The big problem is finding your passion. Sure, there's the kid that knows they wanna be an accountant or an architect or an astronauts form the time they were 10. But I found a much bigger group of successful people who, when they were young, and even when they were older, didn't have a clue what their passion was, and it took them a long time to find it, or to fall into it.
Dawn Lepore, Chief Information Officer at Charles Schwab, said to me, "I fell into what I do, and I didn't know I loved it until I fell into it". And I hear that a lot.
So, how do people find their passion? Well, they just get out there and try a lot of stuff and explore many paths. Robert Munsch explored many paths. He said to me: "I studied to be a priest and that turned out to be a disaster. I tried working on a farm. They didn't like me. I worked on a boat. It sank. I tried a lot of things that didn't work. But I kept trying, and then I tried something that did work." And I'd say it worked; as a children's author, he's sold over 40 million books.
Yes, finding a job we love is like finding a person we love. Sometimes we've just got to go on a lot of really bad dates before we find the right one.
Now, I read a survey 18- to 25 year-olds, and 81% said their fist or second life goal was to get rich. And I thought, boys, they've got it all wrong. Because I've interviewed many millionaires and billionaires, and guess how many of them said their life goal is to get rich? Zero! They didn't do it for money, they did it for love. They went for the zing, not the "ka-ching" "ka-ching". When Bill Gates and Paul Allen started Microsoft, they didn't do it for money. Bill says, "Paul and I never thought we would make much money. We just loved writing software." And with that attitude, he became the richest man in the world. J. K. Rowling didn't write Harry Potter books for money. She said, "I love writing these books. I just wanted to make enough money to continue to write. And with that attitude, she became a billionaire.

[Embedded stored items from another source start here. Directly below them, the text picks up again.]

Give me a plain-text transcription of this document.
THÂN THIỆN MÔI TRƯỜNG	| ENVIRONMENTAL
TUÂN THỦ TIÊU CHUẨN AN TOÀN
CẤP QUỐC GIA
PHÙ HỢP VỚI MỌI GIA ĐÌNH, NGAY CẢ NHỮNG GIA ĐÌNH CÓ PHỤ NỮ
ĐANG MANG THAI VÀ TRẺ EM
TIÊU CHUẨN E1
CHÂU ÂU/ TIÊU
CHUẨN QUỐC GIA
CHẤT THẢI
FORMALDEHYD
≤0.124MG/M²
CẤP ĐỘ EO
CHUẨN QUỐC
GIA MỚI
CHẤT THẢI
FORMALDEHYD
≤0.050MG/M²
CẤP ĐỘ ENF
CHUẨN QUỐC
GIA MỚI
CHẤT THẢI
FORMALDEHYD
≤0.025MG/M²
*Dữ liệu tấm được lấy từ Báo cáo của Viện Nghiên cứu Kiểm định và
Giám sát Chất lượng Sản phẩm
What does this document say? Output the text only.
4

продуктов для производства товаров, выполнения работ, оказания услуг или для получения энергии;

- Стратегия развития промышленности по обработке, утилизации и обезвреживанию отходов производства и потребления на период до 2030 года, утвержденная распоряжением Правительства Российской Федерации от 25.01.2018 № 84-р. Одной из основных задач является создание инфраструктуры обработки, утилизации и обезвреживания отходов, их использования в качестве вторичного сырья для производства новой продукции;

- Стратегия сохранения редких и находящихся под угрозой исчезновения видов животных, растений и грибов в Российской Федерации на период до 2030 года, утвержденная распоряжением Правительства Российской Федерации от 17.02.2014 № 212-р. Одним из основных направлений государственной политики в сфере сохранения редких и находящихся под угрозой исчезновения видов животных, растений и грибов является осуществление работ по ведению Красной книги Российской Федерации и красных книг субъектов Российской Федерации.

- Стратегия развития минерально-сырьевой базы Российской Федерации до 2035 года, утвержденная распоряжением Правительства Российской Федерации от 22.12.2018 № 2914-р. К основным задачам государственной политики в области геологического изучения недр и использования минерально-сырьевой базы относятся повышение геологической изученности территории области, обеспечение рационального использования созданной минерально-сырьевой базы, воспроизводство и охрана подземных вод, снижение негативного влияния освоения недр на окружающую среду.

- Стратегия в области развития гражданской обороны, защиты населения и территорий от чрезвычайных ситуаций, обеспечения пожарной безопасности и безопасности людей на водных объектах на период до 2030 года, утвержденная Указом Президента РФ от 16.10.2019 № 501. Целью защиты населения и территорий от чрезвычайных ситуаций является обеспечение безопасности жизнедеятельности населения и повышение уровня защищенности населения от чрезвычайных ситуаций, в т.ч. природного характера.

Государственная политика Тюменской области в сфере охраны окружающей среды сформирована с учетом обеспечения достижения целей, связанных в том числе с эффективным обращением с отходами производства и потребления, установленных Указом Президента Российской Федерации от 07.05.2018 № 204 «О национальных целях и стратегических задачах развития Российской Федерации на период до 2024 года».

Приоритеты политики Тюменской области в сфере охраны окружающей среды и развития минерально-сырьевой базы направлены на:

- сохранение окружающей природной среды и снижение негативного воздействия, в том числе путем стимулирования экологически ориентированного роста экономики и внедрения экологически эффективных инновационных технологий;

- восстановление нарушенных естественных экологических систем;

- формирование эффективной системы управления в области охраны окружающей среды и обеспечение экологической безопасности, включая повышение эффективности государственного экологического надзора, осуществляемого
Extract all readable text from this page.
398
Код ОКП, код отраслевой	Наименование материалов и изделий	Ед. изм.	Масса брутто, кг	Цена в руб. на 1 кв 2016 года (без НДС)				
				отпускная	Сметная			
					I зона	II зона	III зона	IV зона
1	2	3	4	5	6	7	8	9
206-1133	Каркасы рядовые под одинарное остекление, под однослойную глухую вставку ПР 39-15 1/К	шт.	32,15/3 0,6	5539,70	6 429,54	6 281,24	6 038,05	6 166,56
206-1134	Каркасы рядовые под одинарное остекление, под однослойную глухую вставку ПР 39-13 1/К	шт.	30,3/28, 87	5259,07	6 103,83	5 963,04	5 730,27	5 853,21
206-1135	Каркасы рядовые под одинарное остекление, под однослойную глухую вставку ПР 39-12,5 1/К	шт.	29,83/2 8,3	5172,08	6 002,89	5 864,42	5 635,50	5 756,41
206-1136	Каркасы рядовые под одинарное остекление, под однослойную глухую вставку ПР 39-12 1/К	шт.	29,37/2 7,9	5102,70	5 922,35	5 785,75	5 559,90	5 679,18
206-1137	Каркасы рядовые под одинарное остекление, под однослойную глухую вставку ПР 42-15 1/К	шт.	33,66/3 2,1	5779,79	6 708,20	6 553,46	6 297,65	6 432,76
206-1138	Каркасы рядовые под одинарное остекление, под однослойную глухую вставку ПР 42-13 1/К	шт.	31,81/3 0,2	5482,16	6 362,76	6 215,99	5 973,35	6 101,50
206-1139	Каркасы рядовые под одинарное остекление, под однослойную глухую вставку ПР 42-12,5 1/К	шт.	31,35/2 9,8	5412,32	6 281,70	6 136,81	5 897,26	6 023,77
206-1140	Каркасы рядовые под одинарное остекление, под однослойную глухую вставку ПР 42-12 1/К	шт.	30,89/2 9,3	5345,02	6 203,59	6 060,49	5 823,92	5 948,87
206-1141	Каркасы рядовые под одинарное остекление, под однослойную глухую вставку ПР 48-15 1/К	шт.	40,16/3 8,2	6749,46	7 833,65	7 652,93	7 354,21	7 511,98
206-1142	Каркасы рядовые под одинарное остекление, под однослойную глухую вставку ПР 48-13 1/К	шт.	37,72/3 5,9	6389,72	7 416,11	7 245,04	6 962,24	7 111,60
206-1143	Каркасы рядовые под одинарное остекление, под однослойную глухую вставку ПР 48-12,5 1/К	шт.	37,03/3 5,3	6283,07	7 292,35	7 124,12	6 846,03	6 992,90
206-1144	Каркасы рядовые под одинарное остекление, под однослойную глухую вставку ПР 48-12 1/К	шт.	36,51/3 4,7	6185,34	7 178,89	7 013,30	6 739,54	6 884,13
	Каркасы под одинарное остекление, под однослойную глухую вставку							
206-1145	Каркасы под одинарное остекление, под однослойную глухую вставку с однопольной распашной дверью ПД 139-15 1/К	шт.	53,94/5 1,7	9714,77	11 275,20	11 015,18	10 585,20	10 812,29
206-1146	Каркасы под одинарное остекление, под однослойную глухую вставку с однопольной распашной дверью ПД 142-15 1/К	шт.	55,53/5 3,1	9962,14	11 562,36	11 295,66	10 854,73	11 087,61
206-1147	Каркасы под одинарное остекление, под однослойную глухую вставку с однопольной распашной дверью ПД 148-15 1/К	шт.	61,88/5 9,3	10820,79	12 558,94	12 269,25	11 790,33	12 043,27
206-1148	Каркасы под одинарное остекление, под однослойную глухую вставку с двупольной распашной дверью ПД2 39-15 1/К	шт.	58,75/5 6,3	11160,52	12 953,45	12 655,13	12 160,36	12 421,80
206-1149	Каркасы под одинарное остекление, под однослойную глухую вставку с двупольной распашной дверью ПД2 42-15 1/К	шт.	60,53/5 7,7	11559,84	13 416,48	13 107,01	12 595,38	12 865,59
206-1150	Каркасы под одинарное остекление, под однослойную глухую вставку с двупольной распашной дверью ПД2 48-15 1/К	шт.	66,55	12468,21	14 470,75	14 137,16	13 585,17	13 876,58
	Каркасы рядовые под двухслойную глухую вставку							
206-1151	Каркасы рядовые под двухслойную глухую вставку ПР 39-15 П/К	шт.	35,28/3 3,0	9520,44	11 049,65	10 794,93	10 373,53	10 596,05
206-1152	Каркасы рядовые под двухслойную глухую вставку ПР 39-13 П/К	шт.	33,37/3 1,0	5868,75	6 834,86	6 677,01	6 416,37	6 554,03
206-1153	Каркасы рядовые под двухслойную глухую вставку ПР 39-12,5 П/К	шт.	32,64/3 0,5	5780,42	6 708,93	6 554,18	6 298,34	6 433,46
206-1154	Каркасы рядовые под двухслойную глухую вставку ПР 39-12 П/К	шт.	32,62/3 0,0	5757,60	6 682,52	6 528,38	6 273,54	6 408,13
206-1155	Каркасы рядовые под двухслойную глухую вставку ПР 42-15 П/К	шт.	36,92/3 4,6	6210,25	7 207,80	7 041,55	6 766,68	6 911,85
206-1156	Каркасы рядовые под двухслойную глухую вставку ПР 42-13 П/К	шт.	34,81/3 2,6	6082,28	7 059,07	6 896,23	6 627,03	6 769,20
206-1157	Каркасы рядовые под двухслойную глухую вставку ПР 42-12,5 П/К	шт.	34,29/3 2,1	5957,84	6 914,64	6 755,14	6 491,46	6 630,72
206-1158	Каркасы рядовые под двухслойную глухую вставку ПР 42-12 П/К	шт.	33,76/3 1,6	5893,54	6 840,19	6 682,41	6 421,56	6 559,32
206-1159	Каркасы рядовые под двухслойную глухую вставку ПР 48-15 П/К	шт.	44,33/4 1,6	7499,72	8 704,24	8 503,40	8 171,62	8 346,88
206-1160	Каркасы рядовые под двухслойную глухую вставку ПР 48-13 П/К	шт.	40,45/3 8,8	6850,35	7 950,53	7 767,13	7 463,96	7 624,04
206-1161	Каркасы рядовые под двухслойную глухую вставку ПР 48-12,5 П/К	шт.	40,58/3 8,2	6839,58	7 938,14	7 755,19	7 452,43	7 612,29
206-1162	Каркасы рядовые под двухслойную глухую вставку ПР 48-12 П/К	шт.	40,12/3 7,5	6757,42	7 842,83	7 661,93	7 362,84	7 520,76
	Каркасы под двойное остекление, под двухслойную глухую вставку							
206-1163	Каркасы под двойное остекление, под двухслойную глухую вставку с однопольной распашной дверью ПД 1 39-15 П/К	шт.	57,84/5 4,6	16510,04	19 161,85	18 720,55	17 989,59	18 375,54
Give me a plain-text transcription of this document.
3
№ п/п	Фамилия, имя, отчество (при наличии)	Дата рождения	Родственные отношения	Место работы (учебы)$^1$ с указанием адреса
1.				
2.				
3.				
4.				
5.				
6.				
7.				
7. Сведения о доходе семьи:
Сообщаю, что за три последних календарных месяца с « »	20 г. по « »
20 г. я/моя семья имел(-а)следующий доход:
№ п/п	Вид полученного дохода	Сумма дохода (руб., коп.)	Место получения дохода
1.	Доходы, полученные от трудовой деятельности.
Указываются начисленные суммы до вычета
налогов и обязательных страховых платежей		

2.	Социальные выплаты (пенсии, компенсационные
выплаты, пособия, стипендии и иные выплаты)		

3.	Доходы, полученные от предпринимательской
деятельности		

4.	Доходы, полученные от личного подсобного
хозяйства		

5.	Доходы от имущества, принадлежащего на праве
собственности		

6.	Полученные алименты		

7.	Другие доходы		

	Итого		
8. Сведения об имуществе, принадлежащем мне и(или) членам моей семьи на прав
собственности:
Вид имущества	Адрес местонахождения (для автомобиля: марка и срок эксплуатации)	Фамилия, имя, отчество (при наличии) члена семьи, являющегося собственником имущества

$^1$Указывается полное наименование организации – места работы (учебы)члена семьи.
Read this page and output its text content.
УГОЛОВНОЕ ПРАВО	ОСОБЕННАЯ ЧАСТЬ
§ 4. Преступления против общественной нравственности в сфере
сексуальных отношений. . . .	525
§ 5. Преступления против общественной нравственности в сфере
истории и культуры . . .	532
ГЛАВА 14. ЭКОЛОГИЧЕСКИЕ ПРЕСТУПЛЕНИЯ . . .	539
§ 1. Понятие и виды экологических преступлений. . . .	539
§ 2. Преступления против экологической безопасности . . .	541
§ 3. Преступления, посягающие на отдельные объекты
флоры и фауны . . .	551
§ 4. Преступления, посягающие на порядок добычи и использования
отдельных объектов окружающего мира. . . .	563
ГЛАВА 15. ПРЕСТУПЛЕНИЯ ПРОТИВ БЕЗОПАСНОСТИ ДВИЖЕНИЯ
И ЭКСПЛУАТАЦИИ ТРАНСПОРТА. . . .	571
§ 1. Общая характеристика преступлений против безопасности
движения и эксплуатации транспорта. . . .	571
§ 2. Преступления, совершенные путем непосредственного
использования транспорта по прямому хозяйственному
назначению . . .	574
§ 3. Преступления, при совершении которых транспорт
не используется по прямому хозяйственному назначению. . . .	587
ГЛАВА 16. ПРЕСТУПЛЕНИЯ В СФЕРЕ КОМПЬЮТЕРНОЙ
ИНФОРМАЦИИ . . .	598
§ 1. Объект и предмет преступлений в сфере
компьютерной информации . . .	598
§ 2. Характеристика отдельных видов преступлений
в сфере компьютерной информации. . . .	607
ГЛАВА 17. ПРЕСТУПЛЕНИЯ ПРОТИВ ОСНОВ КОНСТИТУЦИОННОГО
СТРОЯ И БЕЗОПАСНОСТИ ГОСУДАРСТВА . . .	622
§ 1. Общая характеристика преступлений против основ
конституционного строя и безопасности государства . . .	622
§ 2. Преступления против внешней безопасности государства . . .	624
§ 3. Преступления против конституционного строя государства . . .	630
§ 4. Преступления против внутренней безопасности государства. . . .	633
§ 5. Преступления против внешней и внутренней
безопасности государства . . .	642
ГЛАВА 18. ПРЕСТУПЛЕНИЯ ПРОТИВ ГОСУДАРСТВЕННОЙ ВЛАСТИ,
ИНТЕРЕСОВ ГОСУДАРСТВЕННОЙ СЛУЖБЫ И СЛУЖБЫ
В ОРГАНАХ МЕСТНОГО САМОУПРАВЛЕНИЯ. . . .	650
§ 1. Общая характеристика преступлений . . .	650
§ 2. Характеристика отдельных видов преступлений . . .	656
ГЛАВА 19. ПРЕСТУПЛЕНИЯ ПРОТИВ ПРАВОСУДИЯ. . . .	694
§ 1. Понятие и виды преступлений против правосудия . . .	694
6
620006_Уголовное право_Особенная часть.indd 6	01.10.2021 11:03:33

I became a millionaire by following my heart, not my wallet, and a number of times I walked away from great-paying jobs to do poor-paying jobs I loved better. Once was when I had a great job, travelling the world, making a lot of money, but I wasn't doing the one thing I loved at the time, which was photography. So I said, I think I'll leave and start my own little photo company.
My heart said, Yeah! Go for it!. My wallet, and all my friends, I might add, said, Are you crazy? You can't walk away from all the money! You'll starve. I didn't listen to them, I walked away, and yeah, at first, there wasn't much money, but it didn't master, because I was having fun doing what I loved. And eventually, the money came, and much more than if I'd stayed in my old job.
So I learned it's true, what they say: If you do what you love, money comes anyway. So I'd say if you really want to get rich, put money at the bottom of your goals list and passon at the top. And why does it work that way? Because if you love what you do, you automatically do the other 7 things that lead to success and wealth. You'll work hard, you'll push yourself, you'll persist. And what if you're in a job you don't love? Well, just follow your passion on the side. Remember, Albert Einstein was a patent clerk. That was his job, but his passion was physics, and he wrote 4 of his most important papers in spare time as a hobby, and became one of the world's greatest scientists. So it's amazing what you can do if you love what you do.